Far from being something that solo sleepers need to be ashamed of, scientific research into sleep paints a convincing picture for separate beds. In her new book, Sleeping Apart Not Falling Apart, author Jennifer Adams (herself a solo sleeper) writes that the benefits of snoozing alone are many: "If you've suffered prolonged sleep deprivation, sleeping apart is good for your mental and physical health – and good for the health of your relationship."
Prolonged sleep deprivation can lead to high blood pressure, a weakened immune system, memory loss, premature ageing, increased risk of obesity, heart disease and diabetes. It also lowers testosterone, which interferes with sexual desire.
Adams, 47, from Brisbane, decided to go it alone after finding that her boyfriend (now husband) was a chronic snorer. It was exacerbated by his being an "early to rise, early to bed" type, while she's a night owl. After one week of sharing, they went their separate ways and haven't looked back. Of the reasons driving couples to separate beds, she explains, snoring tops the list. The partner of the typical snorer is robbed of 49 precious minutes' sleep nightly, according to a 2005 US National Sleep Foundation poll.
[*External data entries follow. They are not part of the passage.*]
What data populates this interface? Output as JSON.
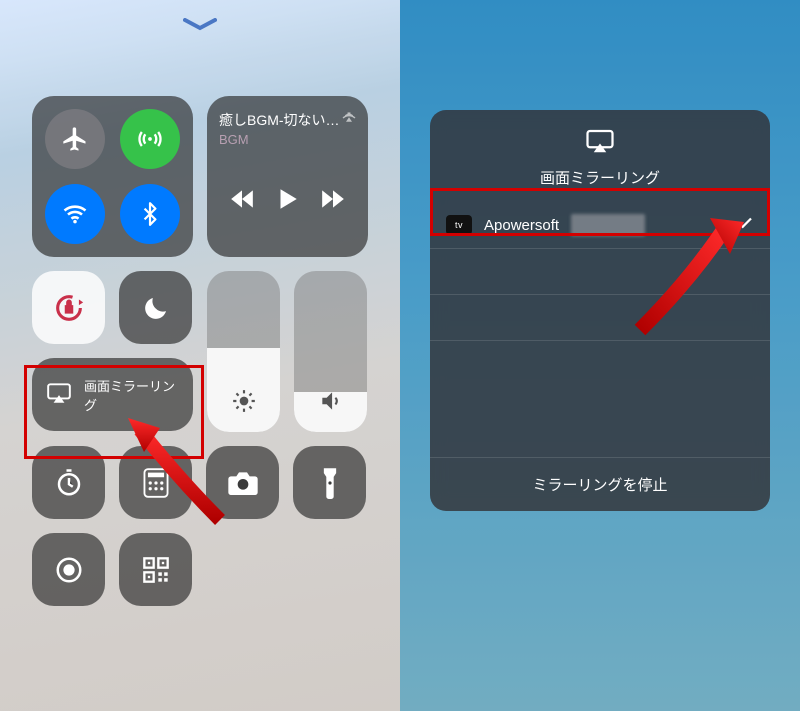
{
  "left": {
    "media": {
      "title": "癒しBGM-切ない…",
      "subtitle": "BGM"
    },
    "mirror_label": "画面ミラーリング",
    "brightness_pct": 52,
    "volume_pct": 25,
    "icons": {
      "airplane": "airplane-icon",
      "cellular": "cellular-icon",
      "wifi": "wifi-icon",
      "bluetooth": "bluetooth-icon",
      "lock": "rotation-lock-icon",
      "dnd": "moon-icon",
      "timer": "timer-icon",
      "calculator": "calculator-icon",
      "camera": "camera-icon",
      "flashlight": "flashlight-icon",
      "record": "screen-record-icon",
      "qr": "qr-code-icon"
    }
  },
  "right": {
    "title": "画面ミラーリング",
    "device_name": "Apowersoft",
    "stop_label": "ミラーリングを停止"
  },
  "colors": {
    "highlight_red": "#d30000",
    "toggle_green": "#36c24a",
    "toggle_blue": "#007aff"
  }
}
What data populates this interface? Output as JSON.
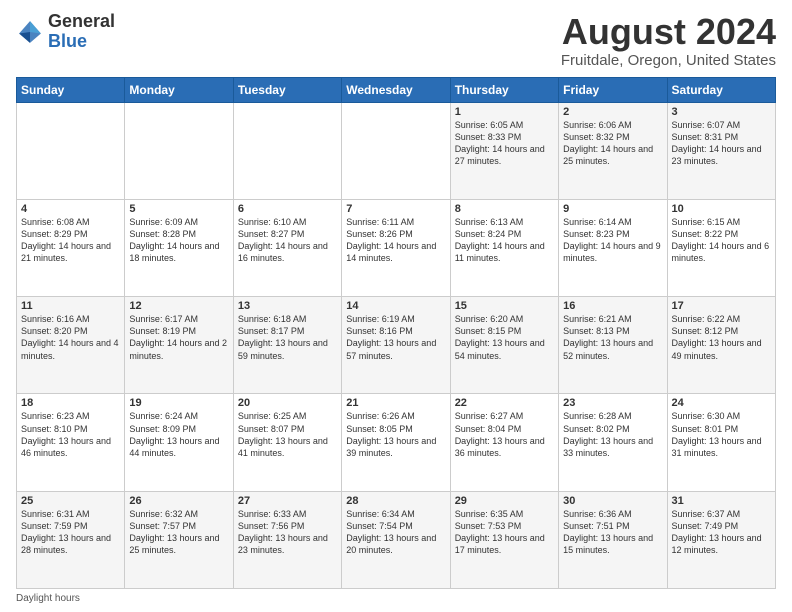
{
  "logo": {
    "general": "General",
    "blue": "Blue"
  },
  "title": {
    "month_year": "August 2024",
    "location": "Fruitdale, Oregon, United States"
  },
  "days_of_week": [
    "Sunday",
    "Monday",
    "Tuesday",
    "Wednesday",
    "Thursday",
    "Friday",
    "Saturday"
  ],
  "weeks": [
    [
      {
        "day": "",
        "info": ""
      },
      {
        "day": "",
        "info": ""
      },
      {
        "day": "",
        "info": ""
      },
      {
        "day": "",
        "info": ""
      },
      {
        "day": "1",
        "info": "Sunrise: 6:05 AM\nSunset: 8:33 PM\nDaylight: 14 hours and 27 minutes."
      },
      {
        "day": "2",
        "info": "Sunrise: 6:06 AM\nSunset: 8:32 PM\nDaylight: 14 hours and 25 minutes."
      },
      {
        "day": "3",
        "info": "Sunrise: 6:07 AM\nSunset: 8:31 PM\nDaylight: 14 hours and 23 minutes."
      }
    ],
    [
      {
        "day": "4",
        "info": "Sunrise: 6:08 AM\nSunset: 8:29 PM\nDaylight: 14 hours and 21 minutes."
      },
      {
        "day": "5",
        "info": "Sunrise: 6:09 AM\nSunset: 8:28 PM\nDaylight: 14 hours and 18 minutes."
      },
      {
        "day": "6",
        "info": "Sunrise: 6:10 AM\nSunset: 8:27 PM\nDaylight: 14 hours and 16 minutes."
      },
      {
        "day": "7",
        "info": "Sunrise: 6:11 AM\nSunset: 8:26 PM\nDaylight: 14 hours and 14 minutes."
      },
      {
        "day": "8",
        "info": "Sunrise: 6:13 AM\nSunset: 8:24 PM\nDaylight: 14 hours and 11 minutes."
      },
      {
        "day": "9",
        "info": "Sunrise: 6:14 AM\nSunset: 8:23 PM\nDaylight: 14 hours and 9 minutes."
      },
      {
        "day": "10",
        "info": "Sunrise: 6:15 AM\nSunset: 8:22 PM\nDaylight: 14 hours and 6 minutes."
      }
    ],
    [
      {
        "day": "11",
        "info": "Sunrise: 6:16 AM\nSunset: 8:20 PM\nDaylight: 14 hours and 4 minutes."
      },
      {
        "day": "12",
        "info": "Sunrise: 6:17 AM\nSunset: 8:19 PM\nDaylight: 14 hours and 2 minutes."
      },
      {
        "day": "13",
        "info": "Sunrise: 6:18 AM\nSunset: 8:17 PM\nDaylight: 13 hours and 59 minutes."
      },
      {
        "day": "14",
        "info": "Sunrise: 6:19 AM\nSunset: 8:16 PM\nDaylight: 13 hours and 57 minutes."
      },
      {
        "day": "15",
        "info": "Sunrise: 6:20 AM\nSunset: 8:15 PM\nDaylight: 13 hours and 54 minutes."
      },
      {
        "day": "16",
        "info": "Sunrise: 6:21 AM\nSunset: 8:13 PM\nDaylight: 13 hours and 52 minutes."
      },
      {
        "day": "17",
        "info": "Sunrise: 6:22 AM\nSunset: 8:12 PM\nDaylight: 13 hours and 49 minutes."
      }
    ],
    [
      {
        "day": "18",
        "info": "Sunrise: 6:23 AM\nSunset: 8:10 PM\nDaylight: 13 hours and 46 minutes."
      },
      {
        "day": "19",
        "info": "Sunrise: 6:24 AM\nSunset: 8:09 PM\nDaylight: 13 hours and 44 minutes."
      },
      {
        "day": "20",
        "info": "Sunrise: 6:25 AM\nSunset: 8:07 PM\nDaylight: 13 hours and 41 minutes."
      },
      {
        "day": "21",
        "info": "Sunrise: 6:26 AM\nSunset: 8:05 PM\nDaylight: 13 hours and 39 minutes."
      },
      {
        "day": "22",
        "info": "Sunrise: 6:27 AM\nSunset: 8:04 PM\nDaylight: 13 hours and 36 minutes."
      },
      {
        "day": "23",
        "info": "Sunrise: 6:28 AM\nSunset: 8:02 PM\nDaylight: 13 hours and 33 minutes."
      },
      {
        "day": "24",
        "info": "Sunrise: 6:30 AM\nSunset: 8:01 PM\nDaylight: 13 hours and 31 minutes."
      }
    ],
    [
      {
        "day": "25",
        "info": "Sunrise: 6:31 AM\nSunset: 7:59 PM\nDaylight: 13 hours and 28 minutes."
      },
      {
        "day": "26",
        "info": "Sunrise: 6:32 AM\nSunset: 7:57 PM\nDaylight: 13 hours and 25 minutes."
      },
      {
        "day": "27",
        "info": "Sunrise: 6:33 AM\nSunset: 7:56 PM\nDaylight: 13 hours and 23 minutes."
      },
      {
        "day": "28",
        "info": "Sunrise: 6:34 AM\nSunset: 7:54 PM\nDaylight: 13 hours and 20 minutes."
      },
      {
        "day": "29",
        "info": "Sunrise: 6:35 AM\nSunset: 7:53 PM\nDaylight: 13 hours and 17 minutes."
      },
      {
        "day": "30",
        "info": "Sunrise: 6:36 AM\nSunset: 7:51 PM\nDaylight: 13 hours and 15 minutes."
      },
      {
        "day": "31",
        "info": "Sunrise: 6:37 AM\nSunset: 7:49 PM\nDaylight: 13 hours and 12 minutes."
      }
    ]
  ],
  "footer": {
    "daylight_label": "Daylight hours"
  }
}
Other complaints include one partner being whacked by the other during energetic dreams, noisy toilet trips (men go twice as often as females at night), tossing and turning (we all move about 20 times a night, but men more than women), heavy breathers, different bedtimes and different body-temperature needs (women frequently use partners as human hot-water bottles).
Because of the emphasis on bed-sharing as a barometer of a happy relationship, separate sleepers will often go to great lengths to hide their sleeping arrangements from others, even presenting their nightly sanctuary as a "spare room" where the relatives crash. Yet having separate beds can be a marriage saver if both partners wake up refreshed and rested. Adams found from her interviews that far from cruelling a couple's sex life, separate beds could actually spice it up.
"Our decision to sleep apart has solidified our relationship. If one of us wants sex, we go to the other person's room, and because we know we're not going to see each other in bed at night, we're more purposeful about intimacy," she says. "Couples I interviewed spoke about making sure sex happened, as they knew the importance of it in their relationship. Separate beds have, for many, brought back creativity and excitement to their sex lives."
One solo sleeper Adams interviewed put it this way: "Separate rooms has made our sex lives more exciting because we visit each other's rooms and I feel less 'on tap'."
Dr David Cunnington, a sleep physician at the Melbourne Sleep Disorders Centre, recommends separate beds to many of his patients who have sleep-related issues such as insomnia, snoring and different body clocks. "For light sleepers and couples who have different sleep behaviours and needs, separate beds are a lifesaver. It's also more considerate and compassionate to their partner if they sleep in another room."
John, a 58-year-old builder married for 30 years, is a solo sleeper because his wife works shifts as a night-time supermarket manager. "Margaret was getting home at 2am and coming to bed at 4.30am. She complained that I thrashed around and snored. We agreed that she moved to the downstairs bedroom and we're both happy."
Mary, 74, had to consider separate beds from day one of her marriage. "In those days, you didn't 'try before you buy' and on our first night together on honeymoon, I had one quarter of the bed and he had the rest, taking the blanket with him," she says. "He also snored loudly, while I was a light sleeper."
Adams admits sleeping separately isn't for everyone. "But done well, with both partners agreeing to the terms, it helps the relationship flourish ... and they get great sleep to keep them functioning."
Jennifer Adams' book Sleeping Apart Not Falling Apart is published by Finch.
• If you're not ready for twin beds, consider small changes: the late reader could read in the lounge room or buy an e-reader (it's quieter than turning pages); or try sleeping on a mattress with two different firmness levels.
• Make verbal contracts with your partner: for example, after the second time their snoring wakes you, you're allowed to wake them.
• Solo sleepers need to work hard to maintain intimacy: invite your partner to your room for a date night – with benefits!